The training gets progressively harder throughout the two-week course. Some of the subjects include firing a variety of infantry weapons, such as the M-203 grenade launcher, the AT-4 anti-armor rocket and the M-240 light machine gun, at the local range in Urosevac/Ferizaj. The Soldiers use a lot of live ammunition, so Spc. Scott David, a hazardous materials specialist, helps "break down" the ammunition into allotments for each shooter.

Other days are spent practicing squad movements and combat in urban environments. An empty two-story brick house just outside the Camp Bondsteel front gate serves as the scene for building clearing operations. The Soldiers practice a variety of building entry techniques, including unusual techniques like using grappling hooks to get to the top floor.
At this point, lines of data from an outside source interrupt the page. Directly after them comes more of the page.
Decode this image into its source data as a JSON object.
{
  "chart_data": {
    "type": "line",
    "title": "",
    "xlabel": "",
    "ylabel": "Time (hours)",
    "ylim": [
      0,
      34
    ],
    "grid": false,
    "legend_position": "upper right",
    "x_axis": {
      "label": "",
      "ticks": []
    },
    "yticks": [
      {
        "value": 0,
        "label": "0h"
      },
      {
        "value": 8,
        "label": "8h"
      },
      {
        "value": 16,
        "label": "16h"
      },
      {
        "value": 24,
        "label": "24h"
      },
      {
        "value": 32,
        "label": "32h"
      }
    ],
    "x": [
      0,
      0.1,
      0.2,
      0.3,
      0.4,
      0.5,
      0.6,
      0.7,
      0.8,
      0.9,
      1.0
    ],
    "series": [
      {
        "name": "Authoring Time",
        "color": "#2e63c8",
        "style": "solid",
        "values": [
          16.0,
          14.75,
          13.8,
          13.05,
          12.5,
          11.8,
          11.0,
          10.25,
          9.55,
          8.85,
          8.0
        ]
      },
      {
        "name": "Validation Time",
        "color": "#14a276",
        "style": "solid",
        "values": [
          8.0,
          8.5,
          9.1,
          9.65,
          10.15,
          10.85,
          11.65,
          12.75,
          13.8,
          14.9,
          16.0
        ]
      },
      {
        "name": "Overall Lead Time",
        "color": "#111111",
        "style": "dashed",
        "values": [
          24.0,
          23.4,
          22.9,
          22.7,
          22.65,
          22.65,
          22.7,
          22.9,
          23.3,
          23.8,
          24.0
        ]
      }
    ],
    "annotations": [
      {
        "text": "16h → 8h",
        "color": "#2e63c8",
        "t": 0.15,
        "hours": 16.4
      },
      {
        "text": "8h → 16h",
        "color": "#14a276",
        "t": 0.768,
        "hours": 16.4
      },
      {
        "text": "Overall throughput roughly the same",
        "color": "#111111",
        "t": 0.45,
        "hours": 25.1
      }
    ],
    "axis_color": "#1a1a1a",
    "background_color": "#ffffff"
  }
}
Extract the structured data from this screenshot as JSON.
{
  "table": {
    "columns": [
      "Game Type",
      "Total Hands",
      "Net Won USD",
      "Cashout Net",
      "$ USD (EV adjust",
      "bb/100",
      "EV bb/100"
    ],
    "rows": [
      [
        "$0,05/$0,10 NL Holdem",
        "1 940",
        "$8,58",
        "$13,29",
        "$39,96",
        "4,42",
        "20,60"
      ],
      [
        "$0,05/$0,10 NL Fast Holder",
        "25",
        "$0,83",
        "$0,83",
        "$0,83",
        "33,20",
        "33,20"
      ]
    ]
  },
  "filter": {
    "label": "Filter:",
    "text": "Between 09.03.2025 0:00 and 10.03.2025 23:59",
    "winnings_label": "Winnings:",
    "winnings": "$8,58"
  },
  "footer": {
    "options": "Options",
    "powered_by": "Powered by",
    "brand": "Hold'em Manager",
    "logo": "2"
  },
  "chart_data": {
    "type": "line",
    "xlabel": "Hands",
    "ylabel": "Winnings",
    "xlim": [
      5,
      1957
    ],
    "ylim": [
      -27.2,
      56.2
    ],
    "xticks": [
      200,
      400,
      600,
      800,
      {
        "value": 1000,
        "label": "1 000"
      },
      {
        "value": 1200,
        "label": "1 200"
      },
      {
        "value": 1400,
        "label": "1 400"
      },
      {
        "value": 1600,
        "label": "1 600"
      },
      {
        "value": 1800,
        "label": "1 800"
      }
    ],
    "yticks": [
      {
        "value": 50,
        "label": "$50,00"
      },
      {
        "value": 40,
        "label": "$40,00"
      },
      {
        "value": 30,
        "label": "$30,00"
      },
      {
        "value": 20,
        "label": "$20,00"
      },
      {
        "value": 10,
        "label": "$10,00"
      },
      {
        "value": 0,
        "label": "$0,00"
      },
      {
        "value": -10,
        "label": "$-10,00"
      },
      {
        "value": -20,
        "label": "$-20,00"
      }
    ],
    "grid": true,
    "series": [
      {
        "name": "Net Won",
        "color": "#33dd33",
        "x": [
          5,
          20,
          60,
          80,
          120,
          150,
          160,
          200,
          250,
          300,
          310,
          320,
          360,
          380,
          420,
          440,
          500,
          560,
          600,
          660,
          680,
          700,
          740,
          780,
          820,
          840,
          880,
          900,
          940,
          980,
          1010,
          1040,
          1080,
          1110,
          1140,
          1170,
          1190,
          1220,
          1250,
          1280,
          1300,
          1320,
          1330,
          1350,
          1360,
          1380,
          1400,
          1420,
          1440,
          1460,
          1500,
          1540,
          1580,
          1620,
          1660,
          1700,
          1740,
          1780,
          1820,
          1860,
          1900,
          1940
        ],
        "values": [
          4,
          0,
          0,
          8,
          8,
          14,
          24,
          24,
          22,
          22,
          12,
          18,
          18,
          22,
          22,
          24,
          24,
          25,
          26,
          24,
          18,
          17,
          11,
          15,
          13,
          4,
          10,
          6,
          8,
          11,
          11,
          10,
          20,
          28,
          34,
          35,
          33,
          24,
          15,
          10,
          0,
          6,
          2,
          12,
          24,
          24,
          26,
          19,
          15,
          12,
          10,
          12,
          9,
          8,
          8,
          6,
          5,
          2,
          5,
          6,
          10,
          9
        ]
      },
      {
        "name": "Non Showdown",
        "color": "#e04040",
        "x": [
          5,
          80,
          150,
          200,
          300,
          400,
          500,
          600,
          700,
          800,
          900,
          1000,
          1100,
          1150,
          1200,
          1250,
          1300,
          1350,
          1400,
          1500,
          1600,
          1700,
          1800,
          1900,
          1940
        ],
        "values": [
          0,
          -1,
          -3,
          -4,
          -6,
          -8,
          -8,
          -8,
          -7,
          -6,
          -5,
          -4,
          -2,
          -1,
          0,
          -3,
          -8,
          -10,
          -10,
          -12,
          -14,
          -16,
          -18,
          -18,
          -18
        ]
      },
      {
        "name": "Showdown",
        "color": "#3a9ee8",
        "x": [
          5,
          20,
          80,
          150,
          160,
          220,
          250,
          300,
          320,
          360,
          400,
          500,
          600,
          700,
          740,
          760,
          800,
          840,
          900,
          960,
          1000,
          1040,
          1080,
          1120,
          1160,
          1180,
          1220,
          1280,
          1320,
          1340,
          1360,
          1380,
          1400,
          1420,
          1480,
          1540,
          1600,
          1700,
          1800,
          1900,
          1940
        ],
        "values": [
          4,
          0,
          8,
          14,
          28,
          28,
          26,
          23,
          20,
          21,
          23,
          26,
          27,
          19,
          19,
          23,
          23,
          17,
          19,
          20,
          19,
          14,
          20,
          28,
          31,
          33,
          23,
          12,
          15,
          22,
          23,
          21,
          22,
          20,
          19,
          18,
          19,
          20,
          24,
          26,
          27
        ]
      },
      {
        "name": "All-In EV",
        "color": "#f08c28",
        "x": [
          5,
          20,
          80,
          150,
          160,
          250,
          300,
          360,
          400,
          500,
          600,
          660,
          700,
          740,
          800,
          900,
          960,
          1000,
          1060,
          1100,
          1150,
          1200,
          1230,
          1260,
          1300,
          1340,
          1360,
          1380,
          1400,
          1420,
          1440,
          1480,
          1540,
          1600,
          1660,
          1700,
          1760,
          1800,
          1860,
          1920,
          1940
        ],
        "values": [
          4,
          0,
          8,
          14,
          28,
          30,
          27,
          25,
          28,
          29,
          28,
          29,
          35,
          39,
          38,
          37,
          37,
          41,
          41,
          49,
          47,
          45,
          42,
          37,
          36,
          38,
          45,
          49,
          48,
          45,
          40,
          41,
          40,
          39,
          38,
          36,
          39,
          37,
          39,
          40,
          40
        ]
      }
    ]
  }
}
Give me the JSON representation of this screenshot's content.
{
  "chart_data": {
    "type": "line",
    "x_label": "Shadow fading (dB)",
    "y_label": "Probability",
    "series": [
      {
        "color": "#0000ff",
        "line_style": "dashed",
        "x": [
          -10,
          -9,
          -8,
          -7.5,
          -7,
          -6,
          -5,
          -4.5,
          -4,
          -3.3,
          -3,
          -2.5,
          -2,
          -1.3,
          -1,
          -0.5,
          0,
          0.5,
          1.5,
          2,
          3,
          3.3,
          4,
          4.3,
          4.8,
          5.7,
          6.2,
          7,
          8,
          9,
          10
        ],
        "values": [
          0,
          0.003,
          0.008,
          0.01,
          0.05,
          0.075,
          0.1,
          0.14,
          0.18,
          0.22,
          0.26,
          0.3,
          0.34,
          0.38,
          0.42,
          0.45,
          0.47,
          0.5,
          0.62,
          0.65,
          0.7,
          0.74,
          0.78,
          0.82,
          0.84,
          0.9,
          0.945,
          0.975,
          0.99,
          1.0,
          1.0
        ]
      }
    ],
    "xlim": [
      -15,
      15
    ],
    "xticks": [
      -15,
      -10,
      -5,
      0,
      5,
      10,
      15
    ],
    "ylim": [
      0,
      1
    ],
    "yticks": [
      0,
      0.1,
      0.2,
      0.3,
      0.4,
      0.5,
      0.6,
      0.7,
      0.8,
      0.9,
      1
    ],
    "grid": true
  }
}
All this training takes place under the close scrutiny of Sergeant Fenimore's assistant instructors.

"This training is interesting. I usually work in the tactical operation center, so I am getting to do a lot of new things," Sgt. Joshua Newberry, Fayetteville, Ark., said. "I knew it was going to be painful so I got ready by going out on foot patrols and doing a lot of PT [physical training]."

The final exercise is a grueling eight-mile road march around the perimeter road of Camp Bondsteel.

"We kept it at eight miles because they go up Radar Hill three times," Sergeant Fenimore said. Radar Hill is infamous among Soldiers at Camp Bondsteel for its long, steep slope.

"Going up that with a 35-pound pack, load-bearing equipment, rifle, and helmet will smoke you," Sergeant Fenimore said. Nevertheless, despite the many challenges, not one Soldier has dropped out of the course, Sergeant Fenimore noted.

Graduation day brings a sense of pride in having done something worthwhile.

"It was an experience; I liked it," Spc. Eric Alejandro said. "It was good training. In fact, I wanted to keep on going."